Nos dias em que o céu pegou fogo, estavam vivos os protagonistas deste romance - três homens demasiado sensíveis e inteligentes para poderem viver uma vida normal, com mais dentro de si do que podiam carregar.
Apesar de separados por milhares de quilómetros, as suas vidas revelam curiosas afinidades e estão marcadas, de forma decisiva, pelo ambiente em que cresceram e pelos lugares, nem sempre reais, onde se fizeram homens. Mas, enquanto os seus contemporâneos se deixaram atravessar pela visão trágica dos cometas, estes foram tocados pelo génio e condenados, por isso, a transformar o mundo. Cem anos depois, ainda não esquecemos nenhum deles.
Escrito numa linguagem bela e poderosa, que é a melhor homenagem que se pode fazer à literatura, No Meu Peito não Cabem Pássaros é um romance de estreia invulgar e fulgurante sobre as circunstâncias, quase sempre dramáticas, que influenciam o nascimento de um autor e a construção das suas personagens."

 "Karl (Kafka) é um imigrante desajustado na enorme e impessoal Nova Iorque, solitário e em busca de referências no caos em que sobrevive.

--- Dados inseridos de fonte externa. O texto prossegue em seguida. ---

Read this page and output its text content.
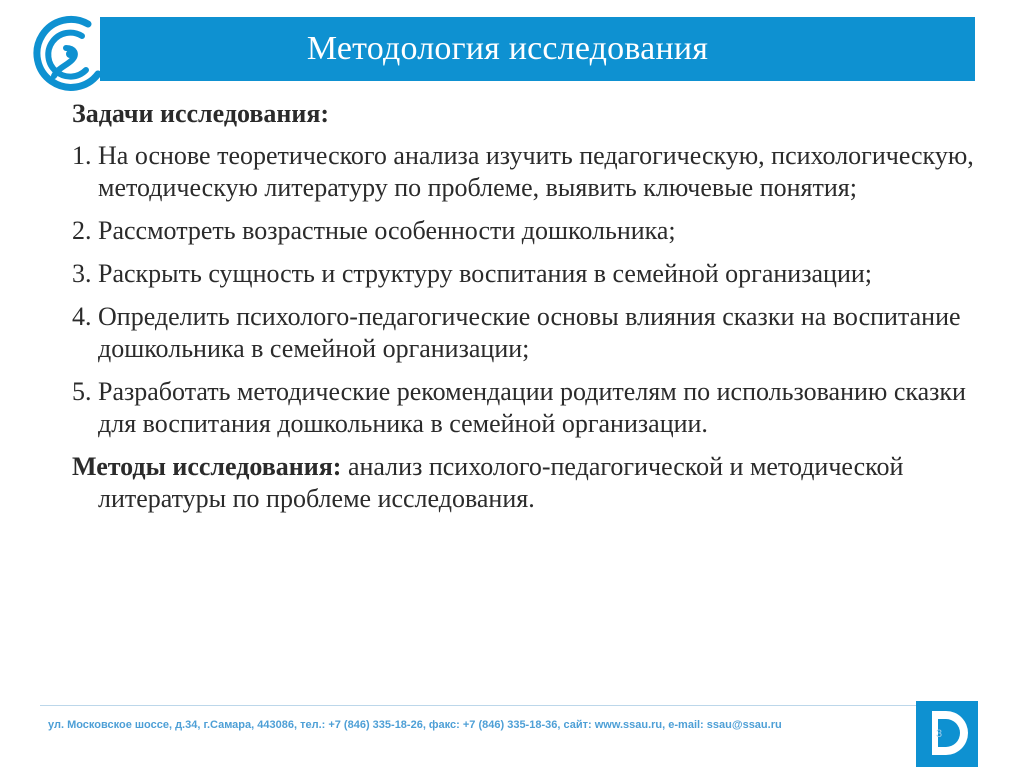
Методология исследования
Задачи исследования:
1. На основе теоретического анализа изучить педагогическую, психологическую, методическую литературу по проблеме, выявить ключевые понятия;
2. Рассмотреть возрастные особенности дошкольника;
3. Раскрыть сущность и структуру воспитания в семейной организации;
4. Определить психолого-педагогические основы влияния сказки на воспитание дошкольника в семейной организации;
5. Разработать методические рекомендации родителям по использованию сказки для воспитания дошкольника в семейной организации.
Методы исследования: анализ психолого-педагогической и методической литературы по проблеме исследования.
ул. Московское шоссе, д.34, г.Самара, 443086, тел.: +7 (846) 335-18-26, факс: +7 (846) 335-18-36, сайт: www.ssau.ru, e-mail: ssau@ssau.ru
3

Jorge (Borges) é uma criança inadaptada e depois um adulto desiludido, não conseguindo encontrar lugar no mundo terrreno para os universos fantásticos que lhe povoam a mente. Fernando (Pessoa) é uma criança doente na casa lisboeta das tias e um adulto inconformado que vive um romance puramente intelectual com alguém que comunica consigo através das próprias palavras dos seus versos.
No entanto, este livro é muito mais do que uma evocação de três vultos literários, das suas vidas e obras. Esse é apenas o enquadramento, a moldura. Essas são as linhas que vão ser preenchidas pelo Autor com reflexões sobre a vida, a morte, o amor, o ódio, o medo, as relações humanas, os traumas, as recordações, a infância, a idade adulta."